Recently on the book blog:

Taking Religion Seriously

(paid link)

I've been a Charles Murray fan for quite awhile. He's well-known for his takes on controversial issues, like IQ, race, welfare, etc. He presses a lot of hot buttons. I really liked his In Pursuit: Of Happiness and Good Government, a succinct description of the "proper" role of the state. Specifically, limited and laissez-faire, enabling people to chart their own courses in life, bearing responsibility for their own choices, good and bad.

This book is somewhat of a surprise topic, and very personal. Murray details his spiritual odyssey over the past years, how he became interested in, and finally persuaded by, evidence that we are more than just bags of molecules interacting according to the dictates of physics and biochemistry. And how he came around to a more-or-less Christian belief in God, Jesus, and miracles, including the resurrection.

So, yeah, that's a lot for a relatively short book. But Murray's argument is well-presented, not didactic at all. He lays out his research, all the while inviting his readers to make up their own minds. His initial discussion is very similar to that of Ross Douthat in his recent book Believe: the "fine-tuning" of a universe that makes stars, planets, life, and (most unlikely of all) human intelligence possible. Murray makes the additional point about trying to "understand" God: we are likely in the same relationship between my dog and calculus. We not only don't understand, we don't even understand what there is to understand.

Murray is impressed, as Douthat was, with the uniformity of "near death experiences", where people who have been brought back from the brink report uncannily similar observations of what it's like. Murray adds in the phenomenon of "terminal lucidity", where dying people thought to be irretrievably comatose have recovered briefly, but inexplicably, to communicate with people at their bedside. This, after their brains have stopped working!

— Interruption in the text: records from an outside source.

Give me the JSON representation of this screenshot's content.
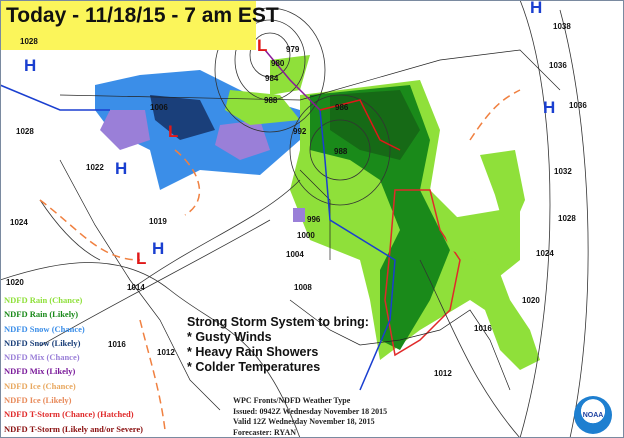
{
  "title": "Today - 11/18/15 - 7 am EST",
  "legend": [
    {
      "label": "NDFD Rain (Chance)",
      "color": "#8fe03a"
    },
    {
      "label": "NDFD Rain (Likely)",
      "color": "#1a8a1a"
    },
    {
      "label": "NDFD Snow (Chance)",
      "color": "#3b8ee8"
    },
    {
      "label": "NDFD Snow (Likely)",
      "color": "#1a3f7a"
    },
    {
      "label": "NDFD Mix (Chance)",
      "color": "#9a7fd8"
    },
    {
      "label": "NDFD Mix (Likely)",
      "color": "#7a1a9a"
    },
    {
      "label": "NDFD Ice (Chance)",
      "color": "#e8a860"
    },
    {
      "label": "NDFD Ice (Likely)",
      "color": "#e88a5a"
    },
    {
      "label": "NDFD T-Storm (Chance) (Hatched)",
      "color": "#e02a2a"
    },
    {
      "label": "NDFD T-Storm (Likely and/or Severe)",
      "color": "#8a0f0f"
    }
  ],
  "storm_message": {
    "heading": "Strong Storm System to bring:",
    "items": [
      "* Gusty Winds",
      "* Heavy Rain Showers",
      "* Colder Temperatures"
    ]
  },
  "info": {
    "line1": "WPC Fronts/NDFD Weather Type",
    "line2": "Issued: 0942Z Wednesday November 18 2015",
    "line3": "Valid 12Z Wednesday November 18, 2015",
    "line4": "Forecaster: RYAN"
  },
  "logo": "NOAA",
  "pressure_labels": [
    "1028",
    "979",
    "980",
    "984",
    "988",
    "1006",
    "992",
    "986",
    "988",
    "1022",
    "1019",
    "1024",
    "1000",
    "996",
    "1004",
    "1008",
    "1014",
    "1020",
    "1016",
    "1012",
    "1012",
    "1016",
    "1020",
    "1024",
    "1028",
    "1032",
    "1036",
    "1036",
    "1038",
    "1028"
  ],
  "highs": [
    "H",
    "H",
    "H",
    "H",
    "H"
  ],
  "lows": [
    "L",
    "L",
    "L"
  ],
  "colors": {
    "title_bg": "#fbf55a",
    "high": "#1a3fd0",
    "low": "#e01818"
  }
}
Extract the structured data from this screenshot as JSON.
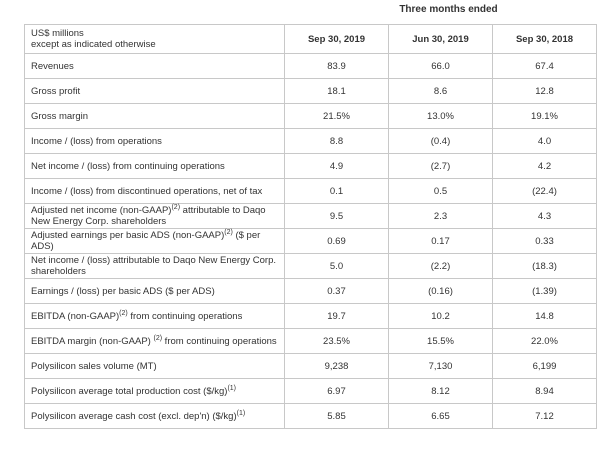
{
  "period_heading": "Three months ended",
  "header": {
    "units_line1": "US$ millions",
    "units_line2": "except as indicated otherwise",
    "columns": [
      "Sep 30, 2019",
      "Jun 30, 2019",
      "Sep 30, 2018"
    ]
  },
  "rows": [
    {
      "label": "Revenues",
      "values": [
        "83.9",
        "66.0",
        "67.4"
      ]
    },
    {
      "label": "Gross profit",
      "values": [
        "18.1",
        "8.6",
        "12.8"
      ]
    },
    {
      "label": "Gross margin",
      "values": [
        "21.5%",
        "13.0%",
        "19.1%"
      ]
    },
    {
      "label": "Income / (loss) from operations",
      "values": [
        "8.8",
        "(0.4)",
        "4.0"
      ]
    },
    {
      "label": "Net income / (loss) from continuing operations",
      "values": [
        "4.9",
        "(2.7)",
        "4.2"
      ]
    },
    {
      "label": "Income / (loss) from discontinued operations, net of tax",
      "values": [
        "0.1",
        "0.5",
        "(22.4)"
      ]
    },
    {
      "label_pre": "Adjusted net income (non-GAAP)",
      "label_sup": "(2)",
      "label_post": " attributable to Daqo New Energy Corp. shareholders",
      "values": [
        "9.5",
        "2.3",
        "4.3"
      ]
    },
    {
      "label_pre": "Adjusted earnings per basic ADS (non-GAAP)",
      "label_sup": "(2)",
      "label_post": " ($ per ADS)",
      "values": [
        "0.69",
        "0.17",
        "0.33"
      ]
    },
    {
      "label": "Net income / (loss) attributable to Daqo New Energy Corp. shareholders",
      "values": [
        "5.0",
        "(2.2)",
        "(18.3)"
      ]
    },
    {
      "label": "Earnings / (loss) per basic ADS ($ per ADS)",
      "values": [
        "0.37",
        "(0.16)",
        "(1.39)"
      ]
    },
    {
      "label_pre": "EBITDA (non-GAAP)",
      "label_sup": "(2)",
      "label_post": " from continuing operations",
      "values": [
        "19.7",
        "10.2",
        "14.8"
      ]
    },
    {
      "label_pre": "EBITDA margin (non-GAAP) ",
      "label_sup": "(2)",
      "label_post": " from continuing operations",
      "values": [
        "23.5%",
        "15.5%",
        "22.0%"
      ]
    },
    {
      "label": "Polysilicon sales volume (MT)",
      "values": [
        "9,238",
        "7,130",
        "6,199"
      ]
    },
    {
      "label_pre": "Polysilicon average total production cost ($/kg)",
      "label_sup": "(1)",
      "label_post": "",
      "values": [
        "6.97",
        "8.12",
        "8.94"
      ]
    },
    {
      "label_pre": "Polysilicon average cash cost (excl. dep'n) ($/kg)",
      "label_sup": "(1)",
      "label_post": "",
      "values": [
        "5.85",
        "6.65",
        "7.12"
      ]
    }
  ]
}
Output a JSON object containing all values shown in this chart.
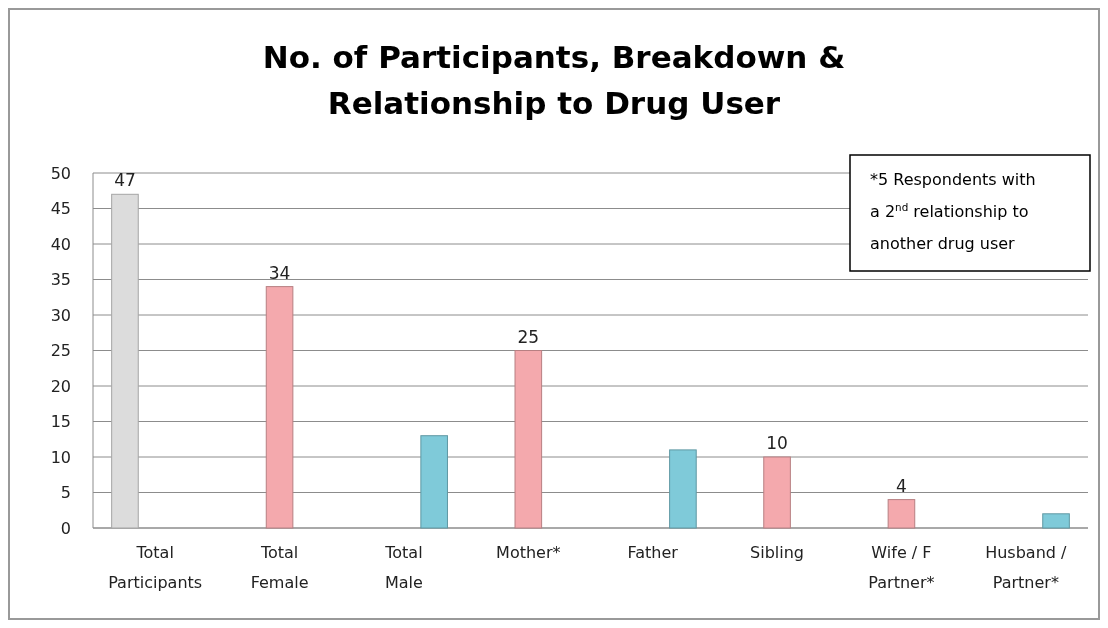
{
  "chart_data": {
    "type": "bar",
    "title": "No. of Participants, Breakdown & Relationship to Drug User",
    "categories": [
      "Total Participants",
      "Total Female",
      "Total Male",
      "Mother*",
      "Father",
      "Sibling",
      "Wife / F Partner*",
      "Husband / Partner*"
    ],
    "series": [
      {
        "color": "#dcdcdc",
        "values": [
          47,
          null,
          null,
          null,
          null,
          null,
          null,
          null
        ],
        "value_labels": [
          "47",
          null,
          null,
          null,
          null,
          null,
          null,
          null
        ]
      },
      {
        "color": "#f4a9ad",
        "values": [
          null,
          34,
          null,
          25,
          null,
          10,
          4,
          null
        ],
        "value_labels": [
          null,
          "34",
          null,
          "25",
          null,
          "10",
          "4",
          null
        ]
      },
      {
        "color": "#7fcad9",
        "values": [
          null,
          null,
          13,
          null,
          11,
          null,
          null,
          2
        ],
        "value_labels": [
          null,
          null,
          null,
          null,
          null,
          null,
          null,
          null
        ]
      }
    ],
    "ylim": [
      0,
      50
    ],
    "yticks": [
      0,
      5,
      10,
      15,
      20,
      25,
      30,
      35,
      40,
      45,
      50
    ],
    "grid": "y",
    "annotations": [
      "*5 Respondents with a 2$^{nd}$ relationship to another drug user"
    ]
  }
}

In the book's second part, Murray looks specifically at Christianity, with an appreciation of the arguments made by C.S. Lewis in Mere Christianity. He notes the effort made over the years to debunk the history depicted in the New Testament; he counters with his own scholars and their arguments. (If you are refuting a debunker are you ‥ a bunker?)

Bottom line: Murray makes good arguments. I'm not planning to become a churchgoer (again), though. That's on me, not him.

If you're interested. Murray's book has generated some pushback from people I also like. Jerry Coyne, bless his heart, seems to take any religiosity as a personal insult, and argued against his views here and here.

Steven Pinker, peace be unto him, also dislikes Murray's "terminal lucidity" explanation, and wrote a letter to the WSJ about it. Murray responded here. (I think those are both free links.)